D'Angelo G, Calvano D, Giardini C
Presidio Ospedaliero di Somma Lombardo, U.S.S.L. n. 6 - Gallarate, Varese.
Minerva Med. 1988 Oct;79(10):853-7.
Morphofunctional alterations to the platelets in myeloproliferative disorders (MPD), conditions featuring clonal rearrangement of the haemopoietic stem-cell, were examined. These platelet anomalies including morphological alterations, acquired storage pool disease, membrane alterations, altered arachidonic acid metabolism and structural alterations to the von Willebrand factor may cause thromboembolisms or haemorrhages that are responsible for a significant incidence of morbidity and mortality. In contrast the reduced mitogenic activity of the platelets may be of significant prognostic value since it proves the anomalous transformation of the megakaryocytic clone.

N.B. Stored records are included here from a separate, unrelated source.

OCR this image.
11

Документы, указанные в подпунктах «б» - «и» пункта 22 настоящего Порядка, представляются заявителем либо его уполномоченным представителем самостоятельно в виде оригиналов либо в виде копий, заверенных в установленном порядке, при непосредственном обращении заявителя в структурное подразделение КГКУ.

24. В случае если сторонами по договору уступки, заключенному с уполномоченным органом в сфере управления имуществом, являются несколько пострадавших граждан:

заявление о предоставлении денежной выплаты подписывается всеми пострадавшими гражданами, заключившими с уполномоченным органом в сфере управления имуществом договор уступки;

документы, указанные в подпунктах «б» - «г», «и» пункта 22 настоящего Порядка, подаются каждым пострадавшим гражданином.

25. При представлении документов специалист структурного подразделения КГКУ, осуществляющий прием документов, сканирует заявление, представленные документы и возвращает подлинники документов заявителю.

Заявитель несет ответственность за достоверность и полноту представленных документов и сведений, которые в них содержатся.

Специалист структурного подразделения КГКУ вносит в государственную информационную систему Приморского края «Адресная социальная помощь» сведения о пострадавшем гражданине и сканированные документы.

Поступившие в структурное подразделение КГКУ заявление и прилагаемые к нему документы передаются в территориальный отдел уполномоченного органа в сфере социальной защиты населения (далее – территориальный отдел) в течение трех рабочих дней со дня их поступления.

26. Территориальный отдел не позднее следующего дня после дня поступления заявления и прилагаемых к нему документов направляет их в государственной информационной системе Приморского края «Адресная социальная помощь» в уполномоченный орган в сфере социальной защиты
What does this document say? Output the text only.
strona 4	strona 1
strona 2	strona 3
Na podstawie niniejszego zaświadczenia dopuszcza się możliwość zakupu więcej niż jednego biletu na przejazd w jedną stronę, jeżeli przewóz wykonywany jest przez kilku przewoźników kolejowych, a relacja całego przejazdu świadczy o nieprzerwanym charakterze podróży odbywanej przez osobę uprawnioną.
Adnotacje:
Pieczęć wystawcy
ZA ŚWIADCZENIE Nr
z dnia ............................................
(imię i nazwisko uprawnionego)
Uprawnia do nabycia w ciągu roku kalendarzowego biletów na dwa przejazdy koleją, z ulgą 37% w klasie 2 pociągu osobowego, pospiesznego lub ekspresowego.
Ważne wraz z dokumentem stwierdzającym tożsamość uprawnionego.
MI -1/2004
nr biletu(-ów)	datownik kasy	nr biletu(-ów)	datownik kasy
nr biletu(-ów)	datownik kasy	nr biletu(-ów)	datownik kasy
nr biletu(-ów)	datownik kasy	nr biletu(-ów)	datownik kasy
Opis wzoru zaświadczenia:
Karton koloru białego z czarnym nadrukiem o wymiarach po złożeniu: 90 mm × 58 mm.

The main in vivo and in vitro tests (bleeding time and the study of platelet aggregation) were investigate as indicators of platelet function. Unfortunately, these tests proved of little use for the early diagnosis of haemorrhage or thromboembolism in MPD.
对骨髓增殖性疾病(MPD)中的血小板形态功能改变进行了检查,MPD是以造血干细胞克隆重排为特征的病症。这些血小板异常包括形态改变、获得性储存池病、膜改变、花生四烯酸代谢改变以及血管性血友病因子的结构改变,可能会导致血栓栓塞或出血,这在相当程度上导致了发病率和死亡率。相比之下,血小板有丝分裂活性降低可能具有重要的预后价值,因为这证明了巨核细胞克隆的异常转化。研究了主要的体内和体外试验(出血时间和血小板聚集研究)作为血小板功能的指标。不幸的是,这些试验对于MPD中出血或血栓栓塞的早期诊断几乎没有用处。